I think the element that is missing is thinking *only* in the context of
accessibility. Those with good sight will still want to make use of TTS for
reading of ebooks, or speaking web pages while viewing something else. The
problem with the current SpeechD model, as I explained, is its tendency to
discard text for all but high priority messages. For an ebook reader, that's
just not acceptable.
>
> I really like the ``long text'' idea. Maybe the nicest behavior would be if
> every incomming higher-priority message would just pause reading ``long
> text'' and then resume it again after the higher-priority message is
> spoken. This way, a user could be reading an ebook while still being able
> to listen to time and new-email notifications, being able to jump into the
> mixer to adjust the sound volume etc. What do you think of it?

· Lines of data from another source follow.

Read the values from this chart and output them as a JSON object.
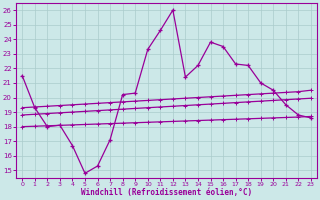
{
  "x": [
    0,
    1,
    2,
    3,
    4,
    5,
    6,
    7,
    8,
    9,
    10,
    11,
    12,
    13,
    14,
    15,
    16,
    17,
    18,
    19,
    20,
    21,
    22,
    23
  ],
  "line_main": [
    21.5,
    19.3,
    18.0,
    18.1,
    16.7,
    14.8,
    15.3,
    17.1,
    20.2,
    20.3,
    23.3,
    24.6,
    26.0,
    21.4,
    22.2,
    23.8,
    23.5,
    22.3,
    22.2,
    21.0,
    20.5,
    19.5,
    18.8,
    18.6
  ],
  "line2": [
    19.3,
    19.35,
    19.4,
    19.45,
    19.5,
    19.55,
    19.6,
    19.65,
    19.7,
    19.75,
    19.8,
    19.85,
    19.9,
    19.95,
    20.0,
    20.05,
    20.1,
    20.15,
    20.2,
    20.25,
    20.3,
    20.35,
    20.4,
    20.5
  ],
  "line3": [
    18.8,
    18.85,
    18.9,
    18.95,
    19.0,
    19.05,
    19.1,
    19.15,
    19.2,
    19.25,
    19.3,
    19.35,
    19.4,
    19.45,
    19.5,
    19.55,
    19.6,
    19.65,
    19.7,
    19.75,
    19.8,
    19.85,
    19.9,
    19.95
  ],
  "line4": [
    18.0,
    18.03,
    18.06,
    18.09,
    18.12,
    18.15,
    18.18,
    18.21,
    18.24,
    18.27,
    18.3,
    18.33,
    18.36,
    18.39,
    18.42,
    18.45,
    18.48,
    18.51,
    18.54,
    18.57,
    18.6,
    18.63,
    18.66,
    18.7
  ],
  "background_color": "#cce8e8",
  "grid_color": "#aacccc",
  "line_color": "#990099",
  "xlabel": "Windchill (Refroidissement éolien,°C)",
  "ylim": [
    14.5,
    26.5
  ],
  "xlim": [
    -0.5,
    23.5
  ],
  "yticks": [
    15,
    16,
    17,
    18,
    19,
    20,
    21,
    22,
    23,
    24,
    25,
    26
  ],
  "xticks": [
    0,
    1,
    2,
    3,
    4,
    5,
    6,
    7,
    8,
    9,
    10,
    11,
    12,
    13,
    14,
    15,
    16,
    17,
    18,
    19,
    20,
    21,
    22,
    23
  ]
}
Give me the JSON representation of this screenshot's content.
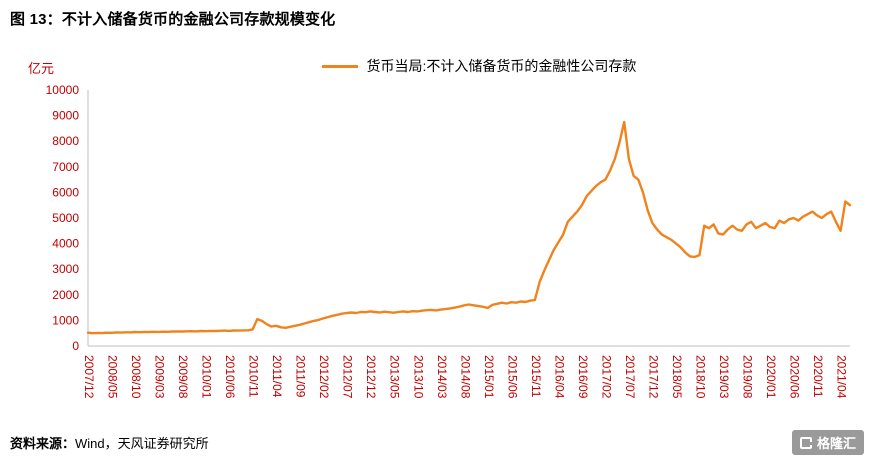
{
  "page": {
    "title": "图 13：不计入储备货币的金融公司存款规模变化",
    "source_label": "资料来源：",
    "source_text": "Wind，天风证券研究所",
    "logo_text": "格隆汇"
  },
  "chart_data": {
    "type": "line",
    "title": "图 13：不计入储备货币的金融公司存款规模变化",
    "y_unit": "亿元",
    "ylim": [
      0,
      10000
    ],
    "y_ticks": [
      0,
      1000,
      2000,
      3000,
      4000,
      5000,
      6000,
      7000,
      8000,
      9000,
      10000
    ],
    "x_tick_interval": 5,
    "x_tick_labels": [
      "2007/12",
      "2008/05",
      "2008/10",
      "2009/03",
      "2009/08",
      "2010/01",
      "2010/06",
      "2010/11",
      "2011/04",
      "2011/09",
      "2012/02",
      "2012/07",
      "2012/12",
      "2013/05",
      "2013/10",
      "2014/03",
      "2014/08",
      "2015/01",
      "2015/06",
      "2015/11",
      "2016/04",
      "2016/09",
      "2017/02",
      "2017/07",
      "2017/12",
      "2018/05",
      "2018/10",
      "2019/03",
      "2019/08",
      "2020/01",
      "2020/06",
      "2020/11",
      "2021/04"
    ],
    "legend_position": "top",
    "line_color": "#F0831E",
    "axis_label_color": "#C00000",
    "grid": false,
    "x_start": "2007/12",
    "x_frequency": "monthly",
    "series": [
      {
        "name": "货币当局:不计入储备货币的金融性公司存款",
        "values": [
          520,
          500,
          510,
          505,
          520,
          515,
          530,
          525,
          535,
          530,
          545,
          540,
          550,
          545,
          555,
          550,
          560,
          555,
          565,
          570,
          565,
          575,
          580,
          570,
          585,
          580,
          590,
          585,
          595,
          600,
          590,
          605,
          600,
          610,
          615,
          650,
          1050,
          980,
          850,
          760,
          790,
          730,
          710,
          750,
          790,
          830,
          880,
          930,
          980,
          1020,
          1080,
          1130,
          1180,
          1220,
          1260,
          1290,
          1310,
          1290,
          1330,
          1320,
          1350,
          1330,
          1310,
          1340,
          1320,
          1300,
          1330,
          1350,
          1330,
          1360,
          1350,
          1380,
          1400,
          1410,
          1390,
          1420,
          1440,
          1470,
          1500,
          1540,
          1590,
          1620,
          1590,
          1560,
          1530,
          1490,
          1610,
          1650,
          1690,
          1660,
          1710,
          1690,
          1740,
          1720,
          1770,
          1800,
          2500,
          2950,
          3350,
          3750,
          4050,
          4350,
          4850,
          5050,
          5250,
          5500,
          5850,
          6050,
          6250,
          6400,
          6500,
          6850,
          7300,
          7950,
          8750,
          7300,
          6650,
          6500,
          6000,
          5300,
          4800,
          4550,
          4350,
          4250,
          4150,
          4000,
          3850,
          3650,
          3500,
          3480,
          3550,
          4700,
          4600,
          4750,
          4400,
          4350,
          4550,
          4700,
          4550,
          4500,
          4750,
          4850,
          4600,
          4700,
          4800,
          4650,
          4600,
          4900,
          4800,
          4950,
          5000,
          4900,
          5050,
          5150,
          5250,
          5100,
          5000,
          5150,
          5250,
          4850,
          4500,
          5650,
          5500
        ]
      }
    ]
  }
}
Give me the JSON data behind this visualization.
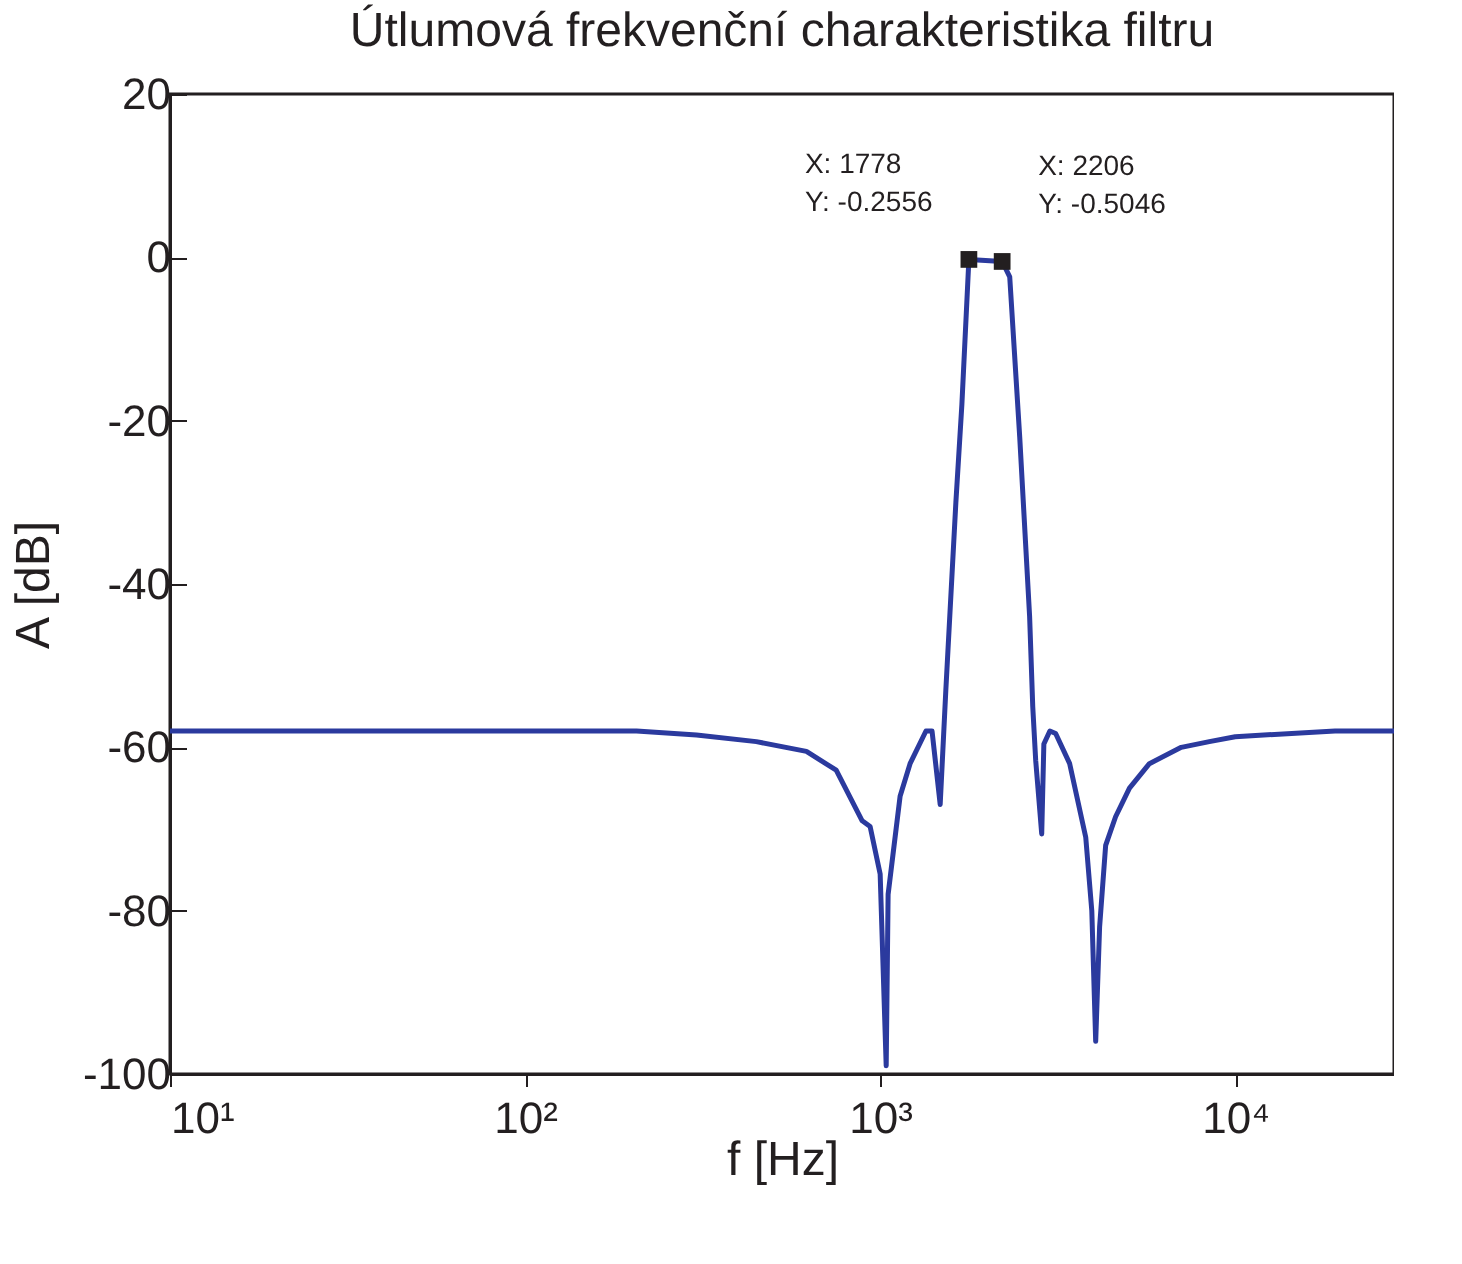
{
  "chart_data": {
    "type": "line",
    "title": "Útlumová frekvenční charakteristika filtru",
    "xlabel": "f [Hz]",
    "ylabel": "A [dB]",
    "log": "x",
    "xlim": [
      10,
      28000
    ],
    "ylim": [
      -100,
      20
    ],
    "xticks": [
      {
        "value": 10,
        "label": "10¹"
      },
      {
        "value": 100,
        "label": "10²"
      },
      {
        "value": 1000,
        "label": "10³"
      },
      {
        "value": 10000,
        "label": "10⁴"
      }
    ],
    "yticks": [
      -100,
      -80,
      -60,
      -40,
      -20,
      0,
      20
    ],
    "grid": false,
    "legend": false,
    "marker": "none",
    "line_style": "solid",
    "series": [
      {
        "color": "#2b3a9e",
        "x": [
          10,
          206,
          304,
          448,
          620,
          752,
          890,
          937,
          1000,
          1040,
          1053,
          1138,
          1214,
          1346,
          1400,
          1476,
          1531,
          1634,
          1699,
          1778,
          2206,
          2317,
          2472,
          2636,
          2690,
          2742,
          2851,
          2891,
          3006,
          3121,
          3418,
          3793,
          3945,
          4046,
          4150,
          4316,
          4603,
          5037,
          5731,
          7047,
          8454,
          10000,
          19100,
          28000
        ],
        "values": [
          -58,
          -58,
          -58.5,
          -59.3,
          -60.5,
          -62.8,
          -69,
          -69.7,
          -75.5,
          -99,
          -78,
          -66,
          -62,
          -58,
          -58,
          -67,
          -53,
          -30,
          -18,
          -0.2556,
          -0.5046,
          -2.4,
          -22,
          -44,
          -55,
          -61.6,
          -70.6,
          -59.6,
          -58,
          -58.3,
          -62,
          -71,
          -80,
          -96,
          -82,
          -72,
          -68.5,
          -65,
          -62,
          -60,
          -59.3,
          -58.7,
          -58,
          -58
        ]
      }
    ],
    "annotations": [
      {
        "text": "X: 1778\nY: -0.2556",
        "x": 1778,
        "y": -0.2556
      },
      {
        "text": "X: 2206\nY: -0.5046",
        "x": 2206,
        "y": -0.5046
      }
    ]
  }
}
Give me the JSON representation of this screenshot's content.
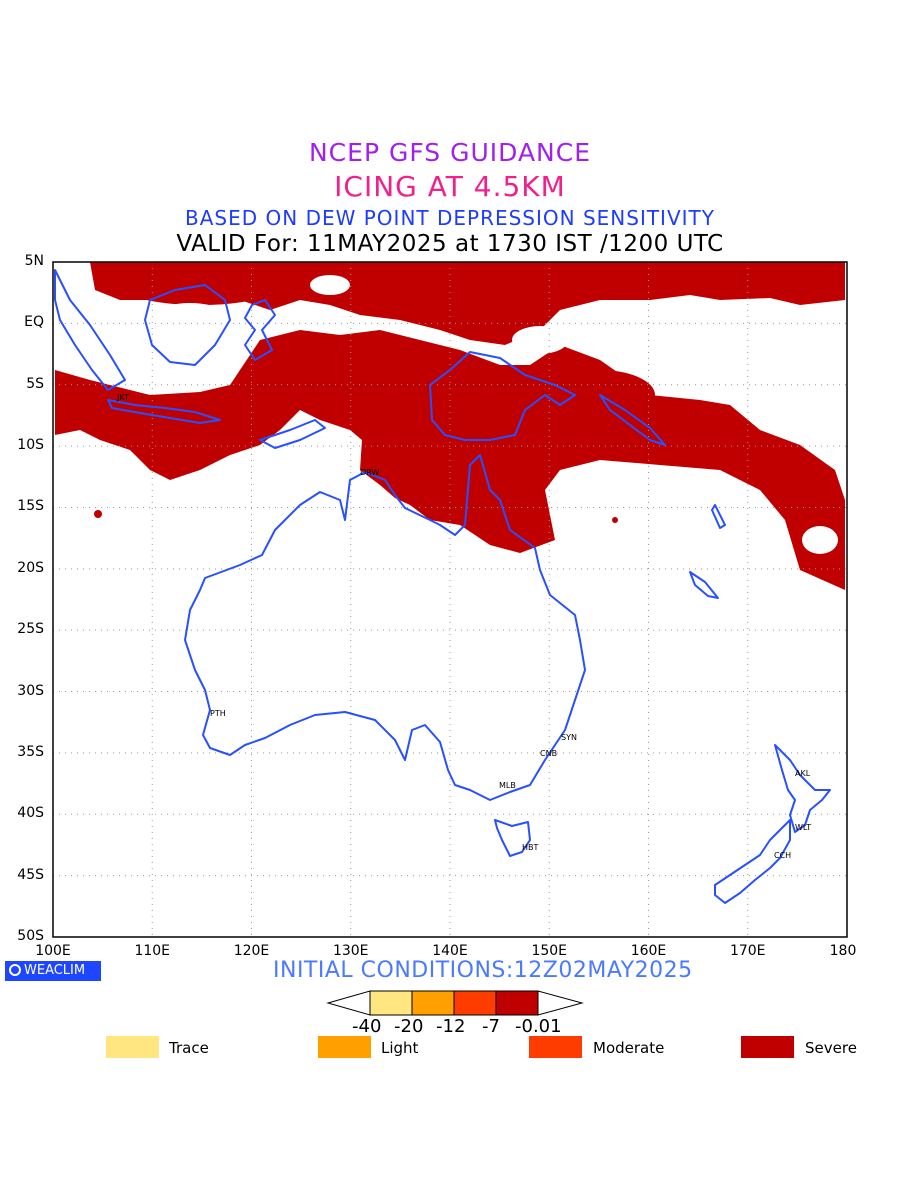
{
  "title": {
    "line1": "NCEP GFS GUIDANCE",
    "line2": "ICING AT 4.5KM",
    "line3": "BASED ON DEW POINT DEPRESSION SENSITIVITY",
    "line4": "VALID For: 11MAY2025 at 1730 IST /1200 UTC"
  },
  "lat_labels": [
    "5N",
    "EQ",
    "5S",
    "10S",
    "15S",
    "20S",
    "25S",
    "30S",
    "35S",
    "40S",
    "45S",
    "50S"
  ],
  "lon_labels": [
    "100E",
    "110E",
    "120E",
    "130E",
    "140E",
    "150E",
    "160E",
    "170E",
    "180"
  ],
  "cities": [
    "JKT",
    "DRW",
    "PTH",
    "SYN",
    "CNB",
    "MLB",
    "HBT",
    "AKL",
    "WLT",
    "CCH"
  ],
  "logo": "WEACLIM",
  "initial_conditions": "INITIAL CONDITIONS:12Z02MAY2025",
  "colorbar": {
    "ticks": [
      "-40",
      "-20",
      "-12",
      "-7",
      "-0.01"
    ],
    "colors": [
      "#ffe680",
      "#ffa000",
      "#ff3c00",
      "#c00000"
    ]
  },
  "legend": [
    {
      "label": "Trace",
      "color": "#ffe680"
    },
    {
      "label": "Light",
      "color": "#ffa000"
    },
    {
      "label": "Moderate",
      "color": "#ff3c00"
    },
    {
      "label": "Severe",
      "color": "#c00000"
    }
  ],
  "colors": {
    "coastline": "#2850ff",
    "severe": "#c00000",
    "grid": "#9a9a9a"
  }
}
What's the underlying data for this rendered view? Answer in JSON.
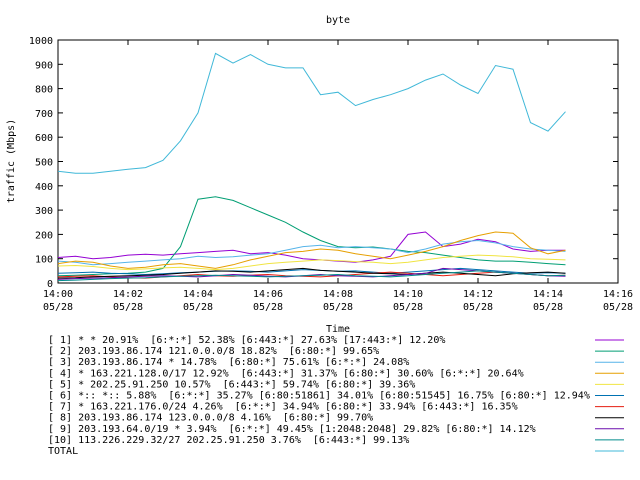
{
  "chart_data": {
    "type": "line",
    "title": "byte",
    "xlabel": "Time",
    "ylabel": "traffic (Mbps)",
    "ylim": [
      0,
      1000
    ],
    "xlim": [
      "14:00",
      "14:16"
    ],
    "grid": false,
    "legend_position": "below",
    "y_ticks": [
      0,
      100,
      200,
      300,
      400,
      500,
      600,
      700,
      800,
      900,
      1000
    ],
    "x_ticks": [
      {
        "time": "14:00",
        "date": "05/28"
      },
      {
        "time": "14:02",
        "date": "05/28"
      },
      {
        "time": "14:04",
        "date": "05/28"
      },
      {
        "time": "14:06",
        "date": "05/28"
      },
      {
        "time": "14:08",
        "date": "05/28"
      },
      {
        "time": "14:10",
        "date": "05/28"
      },
      {
        "time": "14:12",
        "date": "05/28"
      },
      {
        "time": "14:14",
        "date": "05/28"
      },
      {
        "time": "14:16",
        "date": "05/28"
      }
    ],
    "x": [
      "14:00:00",
      "14:00:30",
      "14:01:00",
      "14:01:30",
      "14:02:00",
      "14:02:30",
      "14:03:00",
      "14:03:30",
      "14:04:00",
      "14:04:30",
      "14:05:00",
      "14:05:30",
      "14:06:00",
      "14:06:30",
      "14:07:00",
      "14:07:30",
      "14:08:00",
      "14:08:30",
      "14:09:00",
      "14:09:30",
      "14:10:00",
      "14:10:30",
      "14:11:00",
      "14:11:30",
      "14:12:00",
      "14:12:30",
      "14:13:00",
      "14:13:30",
      "14:14:00",
      "14:14:30"
    ],
    "series": [
      {
        "name": "[ 1] * * 20.91%  [6:*:*] 52.38% [6:443:*] 27.63% [17:443:*] 12.20%",
        "color": "#9400d3",
        "values": [
          105,
          110,
          100,
          105,
          115,
          118,
          115,
          120,
          125,
          130,
          135,
          120,
          125,
          115,
          100,
          95,
          90,
          85,
          95,
          110,
          200,
          210,
          150,
          160,
          180,
          170,
          140,
          130,
          135,
          135
        ]
      },
      {
        "name": "[ 2] 203.193.86.174 121.0.0.0/8 18.82%  [6:80:*] 99.65%",
        "color": "#009e73",
        "values": [
          30,
          32,
          35,
          38,
          40,
          45,
          60,
          150,
          345,
          355,
          340,
          310,
          280,
          250,
          210,
          175,
          150,
          145,
          148,
          140,
          130,
          125,
          115,
          105,
          95,
          90,
          90,
          85,
          80,
          75
        ]
      },
      {
        "name": "[ 3] 203.193.86.174 * 14.78%  [6:80:*] 75.61% [6:*:*] 24.08%",
        "color": "#56b4e9",
        "values": [
          90,
          85,
          75,
          80,
          85,
          90,
          95,
          100,
          110,
          105,
          108,
          115,
          120,
          135,
          150,
          155,
          145,
          150,
          145,
          140,
          125,
          140,
          160,
          170,
          175,
          165,
          150,
          140,
          135,
          130
        ]
      },
      {
        "name": "[ 4] * 163.221.128.0/17 12.92%  [6:443:*] 31.37% [6:80:*] 30.60% [6:*:*] 20.64%",
        "color": "#e69f00",
        "values": [
          80,
          90,
          85,
          70,
          60,
          65,
          75,
          80,
          70,
          60,
          75,
          95,
          110,
          125,
          130,
          140,
          135,
          120,
          110,
          100,
          115,
          130,
          150,
          175,
          195,
          210,
          205,
          145,
          120,
          135
        ]
      },
      {
        "name": "[ 5] * 202.25.91.250 10.57%  [6:443:*] 59.74% [6:80:*] 39.36%",
        "color": "#f0e442",
        "values": [
          70,
          72,
          68,
          60,
          55,
          58,
          62,
          65,
          60,
          55,
          60,
          70,
          80,
          85,
          90,
          95,
          92,
          88,
          85,
          80,
          85,
          95,
          105,
          110,
          115,
          112,
          108,
          100,
          98,
          95
        ]
      },
      {
        "name": "[ 6] *:: *:: 5.88%  [6:*:*] 35.27% [6:80:51861] 34.01% [6:80:51545] 16.75% [6:80:*] 12.94%",
        "color": "#0072b2",
        "values": [
          40,
          42,
          45,
          40,
          38,
          35,
          38,
          42,
          45,
          48,
          50,
          48,
          45,
          50,
          55,
          52,
          48,
          50,
          45,
          40,
          45,
          50,
          55,
          60,
          55,
          50,
          45,
          40,
          42,
          40
        ]
      },
      {
        "name": "[ 7] * 163.221.176.0/24 4.26%  [6:*:*] 34.94% [6:80:*] 33.94% [6:443:*] 16.35%",
        "color": "#e51e10",
        "values": [
          25,
          28,
          30,
          25,
          22,
          20,
          25,
          30,
          35,
          30,
          28,
          32,
          35,
          30,
          28,
          25,
          30,
          35,
          40,
          45,
          40,
          35,
          30,
          35,
          40,
          45,
          40,
          35,
          30,
          32
        ]
      },
      {
        "name": "[ 8] 203.193.86.174 123.0.0.0/8 4.16%  [6:80:*] 99.70%",
        "color": "#000000",
        "values": [
          20,
          22,
          25,
          28,
          30,
          32,
          35,
          40,
          45,
          50,
          48,
          45,
          50,
          55,
          60,
          52,
          48,
          45,
          40,
          38,
          35,
          40,
          45,
          40,
          35,
          30,
          38,
          42,
          45,
          40
        ]
      },
      {
        "name": "[ 9] 203.193.64.0/19 * 3.94%  [6:*:*] 49.45% [1:2048:2048] 29.82% [6:80:*] 14.12%",
        "color": "#6a0dad",
        "values": [
          15,
          18,
          20,
          22,
          25,
          28,
          30,
          28,
          25,
          30,
          35,
          32,
          28,
          25,
          30,
          35,
          30,
          28,
          25,
          30,
          35,
          40,
          60,
          55,
          50,
          45,
          40,
          35,
          30,
          28
        ]
      },
      {
        "name": "[10] 113.226.229.32/27 202.25.91.250 3.76%  [6:443:*] 99.13%",
        "color": "#008b8b",
        "values": [
          10,
          12,
          15,
          18,
          20,
          22,
          25,
          28,
          30,
          32,
          30,
          28,
          25,
          28,
          30,
          32,
          35,
          30,
          28,
          25,
          30,
          35,
          40,
          45,
          50,
          45,
          40,
          35,
          30,
          32
        ]
      },
      {
        "name": "TOTAL",
        "color": "#40b8d8",
        "values": [
          460,
          452,
          452,
          460,
          468,
          475,
          505,
          585,
          700,
          945,
          905,
          940,
          900,
          885,
          885,
          775,
          785,
          730,
          755,
          775,
          800,
          835,
          860,
          815,
          780,
          895,
          880,
          660,
          625,
          705
        ]
      }
    ]
  }
}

This would solve the problem. The KTTS to SpeechD mapping might then look
like this:
KTTS Type SpeechD Type
---------------- ---------------------
text long text
warning/message message
screen reader see below
We will want to enhance the KTTS API to offer all the SpeechD priorities, so
Screen Readers would use whatever is appropriate (important, message, text,
progress, notification). (Since there are no Screen Readers in KDE at the
moment, it is not a problem to remove the existing Screen Reader type from
the KTTS API.) We should also deprecate the KTTS warning/message types and
advise programmers to choose from the full SpeechD priority model depending
upon the application's needs.
>
> 4) Conclusions
>
> > Given these issues, I cannot presently move forward with integrating
> > SpeechD with KTTS. If I had my way, SpeechD would offer callbacks to
> > notify when messages have been spoken.
>
> It will.
>
In summary, I have two essential needs in order to move forward with
integrating KTTS with SpeechD.
1. Callbacks. (Begin/End of sentence/job. By "job", I mean that I need to
know when the last sentence of a request has been spoken, otherwise, I need
to do sentence boundary detection in order to count the sentences to know
when a job has finished.)
2. long text priority
As I mentioned, I'll send some ideas for callbacks in a separate email.
I want to mention timing a bit. As you probably know, KDE will be switching
to Qt4 beginning sometime in the next few months. (I believe Qt4 final is
scheduled for June of this year.) Qt4 offers the GUI framework that makes a
KDE Screen Reader possible. We will most likely adapt Gnopernicus to use the
Qt4/AT-SPI, but that is by no means decided for sure. It would be a good
thing if the KTTS/SpeechD integration were well on its way to being finished
when the time comes to integrate with Qt4/AT-SPI/Gnopernicus. I can't say
with certainty, but I believe early Fall would be the timeframe when all this
will be occurring. It would be *really* nice if we could announce the
completion (or near completion) of KTTS/SpeechD integration at the annual KDE
conference (aKademy 2005), which begins August 26th. Do you think this
might be possible?
Regards
--
Gary Cramblitt (aka PhantomsDad)
KDE Text-to-Speech Maintainer
http://accessibility.kde.org/developer/kttsd/index.php